FRSO Sekreteri Kelly: Amerikalılar, burjuva partilerin değişim getiremeyeceğini görüyor

ABD'de faaliyet yürüten Özgürlük Yolu Sosyalist Örgütü Siyasi Sekreteri Mick Kelly, ABD'deki siyasi süreç ve seçim sonuçlarına ilişkin ETHA'ya konuştu. Seçimlere katılımın çok düşük olduğunu Trump'a da Harris'e de desteğin azaldığına işaret eden Kelly, halkın burjuva siyasete güveninin azaldığına dikkat çekti. Kelly, sosyalistlerin görevinin, Trump'ın işçi sınıfı karşıtı ideolojisini ifşa etmek ve Trump'a destek veren işçileri ilerici kitle örgütlerinde veya sendikalarda örgütlemek olduğunu söyledi.

Freedom Road Socialist Organization - Özgürlük Yolu Sosyalist Örgütü (FRSO) Siyasi Sekreteri Mick Kelly ile ABD'deki siyasi gelişmeleri, seçim sonuçlarını, sosyalistlerin görevlerini konuştuk.

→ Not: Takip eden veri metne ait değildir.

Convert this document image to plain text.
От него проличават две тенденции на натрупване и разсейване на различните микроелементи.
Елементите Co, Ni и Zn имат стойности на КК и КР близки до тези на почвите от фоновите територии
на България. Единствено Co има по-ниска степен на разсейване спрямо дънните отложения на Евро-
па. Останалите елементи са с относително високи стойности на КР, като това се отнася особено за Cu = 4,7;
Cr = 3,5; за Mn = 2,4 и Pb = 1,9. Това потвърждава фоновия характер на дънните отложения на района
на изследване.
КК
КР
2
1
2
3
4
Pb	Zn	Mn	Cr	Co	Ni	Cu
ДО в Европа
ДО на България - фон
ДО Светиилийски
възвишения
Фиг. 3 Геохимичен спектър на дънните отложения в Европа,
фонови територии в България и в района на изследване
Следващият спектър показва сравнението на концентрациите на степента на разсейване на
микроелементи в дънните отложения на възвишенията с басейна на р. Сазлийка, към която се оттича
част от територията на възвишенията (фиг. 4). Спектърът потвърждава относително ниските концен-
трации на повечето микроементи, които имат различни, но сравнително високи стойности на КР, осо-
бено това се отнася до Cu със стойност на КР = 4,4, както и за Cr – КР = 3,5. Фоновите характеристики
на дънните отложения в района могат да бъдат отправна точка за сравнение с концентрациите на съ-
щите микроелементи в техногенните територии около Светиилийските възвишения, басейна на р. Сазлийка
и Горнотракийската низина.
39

ABD'deki mevcut kitle hareketleri ve bu hareketlerde sosyalist örgütlerin rolüne ilişkin bilgi veren Kelly, ABD seçimleri, Trump'ın zaferinin ulusal ve uluslararası sonuçları, Amerikan sosyalistlerinin bugünkü görevleri ve perspektifleri hakkında ETHA'ya değerlendirmelerde bulundu.

'GEORGE FLOYD KATLİAMI ABD'DEKİ DİRENİŞ HAREKETİNİN DÖNÜM NOKTASI OLDU'
Dünyanın her yerinde olduğu gibi, Amerika'daki koşulların da giderek zorlaştığını söyleyen Kelly, George Floyd'un polis tarafından katledilmesinin ardından yaşanan ayaklanmanın, Amerika'daki direniş hareketi için dönüm noktası olduğunu hatırlattı. FRSO'nun, bu kitle hareketine aktif şekilde müdahale edebilen ve ajitasyon ve propaganda çalışmasıyla sokaklarda insanlara ulaşabilen az sayıdaki marksist leninist örgütten biri olduğunu belirten Kelly, "Bu süreçte, kendi marksist leninist görüşlerini halka benimsetme ve onları örgütleme konusunda başarılı oldular. Elbette, bu tür bir politik çalışma pek çok zorluk içeriyordu, ancak örgüt bu deneyimlerle büyüdü" dedi.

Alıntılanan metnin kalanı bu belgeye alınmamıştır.